5. Start your morning right with meditation. Next to coffee and breakfast, this is pretty darn important. Arriving early to work, beating gnarly traffic while you’re at it, to sneak in quality quiet time has turned out to be the best part of my work day. Like the calm before a storm, the half-hour before coworkers trickle in can be an opportune time to close your eyes, get energized, de-stress, reflect and collect thoughts, gather yesterday’s notes, lift a prayer, and ask for peace and tranquility to handle the day’s hurdles. At least it’s proven monumental for me in my first week at a high-pressure, stress-ramped job that is located anywhere from 50 minutes to an hour and 15 minutes away.

6. Don’t be overwhelmed – breathe. The first week is essentially an unloading of information – practically the entire groundwork of all the work flows, systems, and best practices required to execute your job successfully.
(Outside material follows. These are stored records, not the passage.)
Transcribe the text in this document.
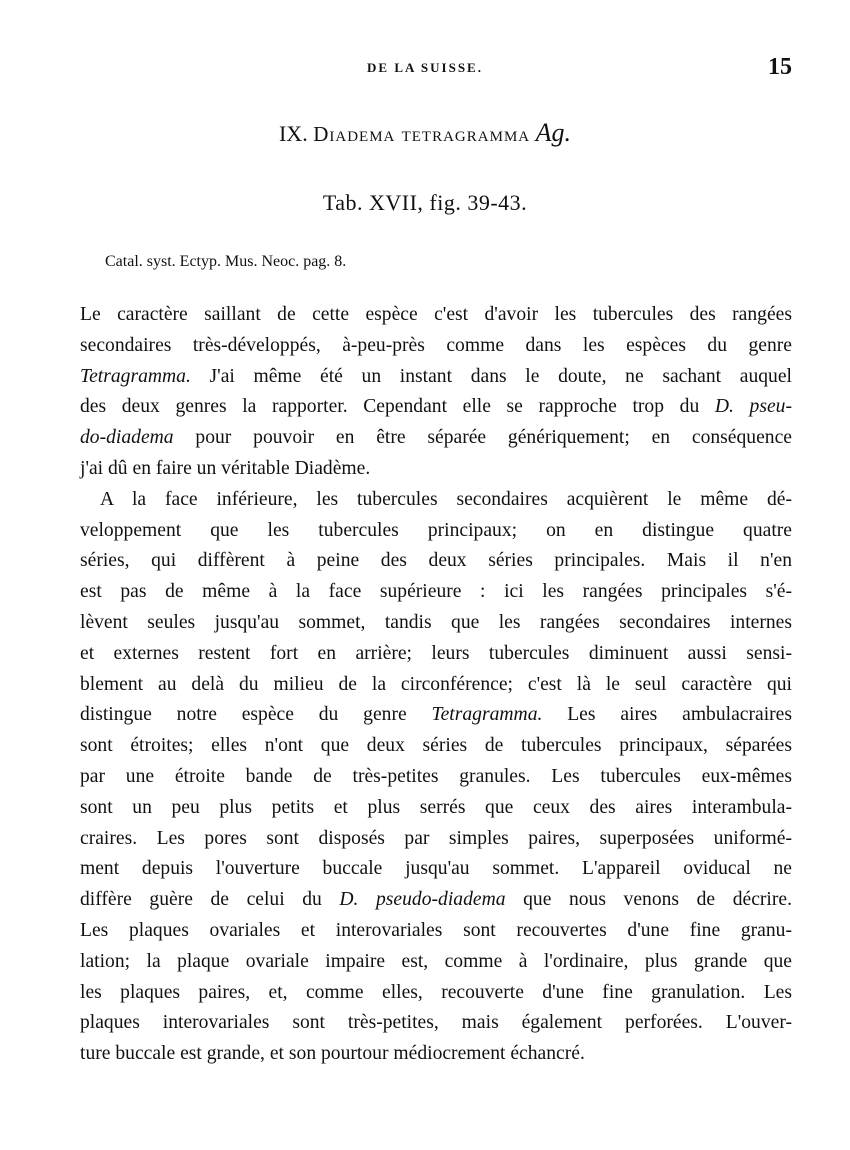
DE LA SUISSE.	15
IX. Diadema tetragramma Ag.
Tab. XVII, fig. 39-43.
Catal. syst. Ectyp. Mus. Neoc. pag. 8.
Le caractère saillant de cette espèce c'est d'avoir les tubercules des rangées
secondaires très-développés, à-peu-près comme dans les espèces du genre
Tetragramma. J'ai même été un instant dans le doute, ne sachant auquel
des deux genres la rapporter. Cependant elle se rapproche trop du D. pseu-
do-diadema pour pouvoir en être séparée génériquement; en conséquence
j'ai dû en faire un véritable Diadème.
A la face inférieure, les tubercules secondaires acquièrent le même dé-
veloppement que les tubercules principaux; on en distingue quatre
séries, qui diffèrent à peine des deux séries principales. Mais il n'en
est pas de même à la face supérieure : ici les rangées principales s'é-
lèvent seules jusqu'au sommet, tandis que les rangées secondaires internes
et externes restent fort en arrière; leurs tubercules diminuent aussi sensi-
blement au delà du milieu de la circonférence; c'est là le seul caractère qui
distingue notre espèce du genre Tetragramma. Les aires ambulacraires
sont étroites; elles n'ont que deux séries de tubercules principaux, séparées
par une étroite bande de très-petites granules. Les tubercules eux-mêmes
sont un peu plus petits et plus serrés que ceux des aires interambula-
craires. Les pores sont disposés par simples paires, superposées uniformé-
ment depuis l'ouverture buccale jusqu'au sommet. L'appareil oviducal ne
diffère guère de celui du D. pseudo-diadema que nous venons de décrire.
Les plaques ovariales et interovariales sont recouvertes d'une fine granu-
lation; la plaque ovariale impaire est, comme à l'ordinaire, plus grande que
les plaques paires, et, comme elles, recouverte d'une fine granulation. Les
plaques interovariales sont très-petites, mais également perforées. L'ouver-
ture buccale est grande, et son pourtour médiocrement échancré.
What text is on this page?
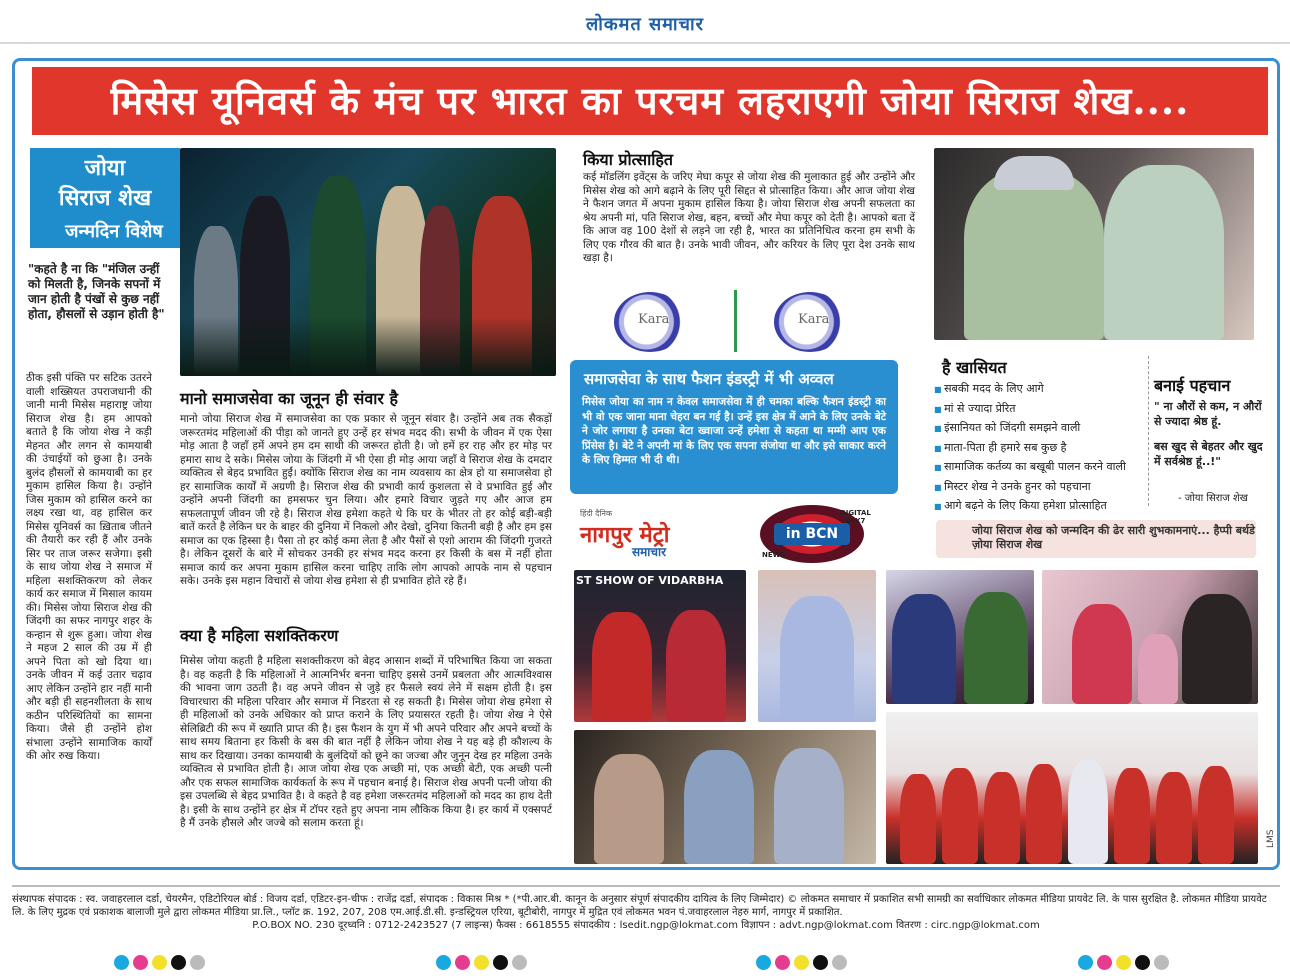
लोकमत समाचार
मिसेस यूनिवर्स के मंच पर भारत का परचम लहराएगी जोया सिराज शेख....
जोया
सिराज शेख
जन्मदिन विशेष
"कहते है ना कि "मंजिल उन्हीं को मिलती है, जिनके सपनों में जान होती है पंखों से कुछ नहीं होता, हौसलों से उड़ान होती है"
ठीक इसी पंक्ति पर सटिक उतरने वाली शख्सियत उपराजधानी की जानी मानी मिसेस महाराष्ट्र जोया सिराज शेख है। हम आपको बताते है कि जोया शेख ने कड़ी मेहनत और लगन से कामयाबी की उंचाईयों को छुआ है। उनके बुलंद हौसलों से कामयाबी का हर मुकाम हासिल किया है। उन्होंने जिस मुकाम को हासिल करने का लक्ष्य रखा था, वह हासिल कर मिसेस यूनिवर्स का ख़िताब जीतने की तैयारी कर रही हैं और उनके सिर पर ताज जरूर सजेगा। इसी के साथ जोया शेख ने समाज में महिला सशक्तिकरण को लेकर कार्य कर समाज में मिसाल कायम की। मिसेस जोया सिराज शेख की जिंदगी का सफर नागपुर शहर के कन्हान से शुरू हुआ। जोया शेख ने महज 2 साल की उम्र में ही अपने पिता को खो दिया था। उनके जीवन में कई उतार चढ़ाव आए लेकिन उन्होंने हार नहीं मानी और बड़ी ही सहनशीलता के साथ कठीन परिस्थितियों का सामना किया। जैसे ही उन्होंने होश संभाला उन्होंने सामाजिक कार्यों की ओर रुख किया।
मानो समाजसेवा का जूनून ही संवार है
मानो जोया सिराज शेख में समाजसेवा का एक प्रकार से जूनून संवार है। उन्होंने अब तक सैकड़ों जरूरतमंद महिलाओं की पीड़ा को जानते हुए उन्हें हर संभव मदद की। सभी के जीवन में एक ऐसा मोड़ आता है जहाँ हमें अपने हम दम साथी की जरूरत होती है। जो हमें हर राह और हर मोड़ पर हमारा साथ दे सके। मिसेस जोया के जिंदगी में भी ऐसा ही मोड़ आया जहाँ वे सिराज शेख के दमदार व्यक्तित्व से बेहद प्रभावित हुईं। क्योंकि सिराज शेख का नाम व्यवसाय का क्षेत्र हो या समाजसेवा हो हर सामाजिक कार्यों में अग्रणी है। सिराज शेख की प्रभावी कार्य कुशलता से वे प्रभावित हुई और उन्होंने अपनी जिंदगी का हमसफर चुन लिया। और हमारे विचार जुड़ते गए और आज हम सफलतापूर्ण जीवन जी रहे है। सिराज शेख हमेशा कहते थे कि घर के भीतर तो हर कोई बड़ी-बड़ी बातें करते है लेकिन घर के बाहर की दुनिया में निकलो और देखो, दुनिया कितनी बड़ी है और हम इस समाज का एक हिस्सा है। पैसा तो हर कोई कमा लेता है और पैसों से एशो आराम की जिंदगी गुजरते है। लेकिन दूसरों के बारे में सोचकर उनकी हर संभव मदद करना हर किसी के बस में नहीं होता समाज कार्य कर अपना मुकाम हासिल करना चाहिए ताकि लोग आपको आपके नाम से पहचान सके। उनके इस महान विचारों से जोया शेख हमेशा से ही प्रभावित होते रहे हैं।
क्या है महिला सशक्तिकरण
मिसेस जोया कहती है महिला सशक्तीकरण को बेहद आसान शब्दों में परिभाषित किया जा सकता है। वह कहती है कि महिलाओं ने आत्मनिर्भर बनना चाहिए इससे उनमें प्रबलता और आत्मविश्वास की भावना जाग उठती है। वह अपने जीवन से जुड़े हर फैसले स्वयं लेने में सक्षम होती है। इस विचारधारा की महिला परिवार और समाज में निडरता से रह सकती है। मिसेस जोया शेख हमेशा से ही महिलाओं को उनके अधिकार को प्राप्त कराने के लिए प्रयासरत रहती है। जोया शेख ने ऐसे सेलिब्रिटी की रूप में ख्याति प्राप्त की है। इस फैशन के युग में भी अपने परिवार और अपने बच्चों के साथ समय बिताना हर किसी के बस की बात नहीं है लेकिन जोया शेख ने यह बड़े ही कौशल्य के साथ कर दिखाया। उनका कामयाबी के बुलंदियों को छूने का जज्बा और जुनून देख हर महिला उनके व्यक्तित्व से प्रभावित होती है। आज जोया शेख एक अच्छी मां, एक अच्छी बेटी, एक अच्छी पत्नी और एक सफल सामाजिक कार्यकर्ता के रूप में पहचान बनाई है। सिराज शेख अपनी पत्नी जोया की इस उपलब्धि से बेहद प्रभावित है। वे कहते है वह हमेशा जरूरतमंद महिलाओं को मदद का हाथ देती है। इसी के साथ उन्होंने हर क्षेत्र में टॉपर रहते हुए अपना नाम लौकिक किया है। हर कार्य में एक्सपर्ट है मैं उनके हौसले और जज्बे को सलाम करता हूं।
किया प्रोत्साहित
कई मॉडलिंग इवेंट्स के जरिए मेघा कपूर से जोया शेख की मुलाकात हुई और उन्होंने और मिसेस शेख को आगे बढ़ाने के लिए पूरी सिद्दत से प्रोत्साहित किया। और आज जोया शेख ने फैशन जगत में अपना मुकाम हासिल किया है। जोया सिराज शेख अपनी सफलता का श्रेय अपनी मां, पति सिराज शेख, बहन, बच्चों और मेघा कपूर को देती है। आपको बता दें कि आज वह 100 देशों से लड़ने जा रही है, भारत का प्रतिनिधित्व करना हम सभी के लिए एक गौरव की बात है। उनके भावी जीवन, और करियर के लिए पूरा देश उनके साथ खड़ा है।
Kara	Kara
समाजसेवा के साथ फैशन इंडस्ट्री में भी अव्वल

मिसेस जोया का नाम न केवल समाजसेवा में ही चमका बल्कि फैशन इंडस्ट्री का भी वो एक जाना माना चेहरा बन गई है। उन्हें इस क्षेत्र में आने के लिए उनके बेटे ने जोर लगाया है उनका बेटा ख्वाजा उन्हें हमेशा से कहता था मम्मी आप एक प्रिंसेस है। बेटे ने अपनी मां के लिए एक सपना संजोया था और इसे साकार करने के लिए हिम्मत भी दी थी।

है खासियत
■ सबकी मदद के लिए आगे
■ मां से ज्यादा प्रेरित
■ इंसानियत को जिंदगी समझने वाली
■ माता-पिता ही हमारे सब कुछ है
■ सामाजिक कर्तव्य का बखूबी पालन करने वाली
■ मिस्टर शेख ने उनके हुनर को पहचाना
■ आगे बढ़ने के लिए किया हमेशा प्रोत्साहित
बनाई पहचान
" ना औरों से कम, न औरों से ज्यादा श्रेष्ठ हूं.
बस खुद से बेहतर और खुद में सर्वश्रेष्ठ हूं..!"
- जोया सिराज शेख
जोया सिराज शेख को जन्मदिन की ढेर सारी शुभकामनाएं... हैप्पी बर्थडे ज़ोया सिराज शेख
हिंदी दैनिक
नागपुर मेट्रो
समाचार
in BCN
DIGITAL 24X7
NEWS
ST SHOW OF VIDARBHA
LMS
संस्थापक संपादक : स्व. जवाहरलाल दर्डा, चेयरमैन, एडिटोरियल बोर्ड : विजय दर्डा, एडिटर-इन-चीफ : राजेंद्र दर्डा, संपादक : विकास मिश्र * (*पी.आर.बी. कानून के अनुसार संपूर्ण संपादकीय दायित्व के लिए जिम्मेदार) © लोकमत समाचार में प्रकाशित सभी सामग्री का सर्वाधिकार लोकमत मीडिया प्रायवेट लि. के पास सुरक्षित है. लोकमत मीडिया प्रायवेट लि. के लिए मुद्रक एवं प्रकाशक बालाजी मुले द्वारा लोकमत मीडिया प्रा.लि., प्लॉट क्र. 192, 207, 208 एम.आई.डी.सी. इन्डस्ट्रियल एरिया, बूटीबोरी, नागपुर में मुद्रित एवं लोकमत भवन पं.जवाहरलाल नेहरु मार्ग, नागपुर में प्रकाशित.
P.O.BOX NO. 230 दूरध्वनि : 0712-2423527 (7 लाइन्स) फैक्स : 6618555 संपादकीय : lsedit.ngp@lokmat.com विज्ञापन : advt.ngp@lokmat.com वितरण : circ.ngp@lokmat.com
Last week, I had two teary panic attacks after work, taking on two classes (one of which I dropped), too much pressure, too many demands, and realized that being emotionally distraught and helpless wasn’t going to benefit me, my coworkers, or my family/friends. So I decided to take a step back and see that the first week is not an accurate representation of how my work experience will really be. I decided to breathe, make phone calls, talk it out, and before I knew it, I saw that this job was feasible and not at all impossible. It gets better, more routine, and you develop a rhythm.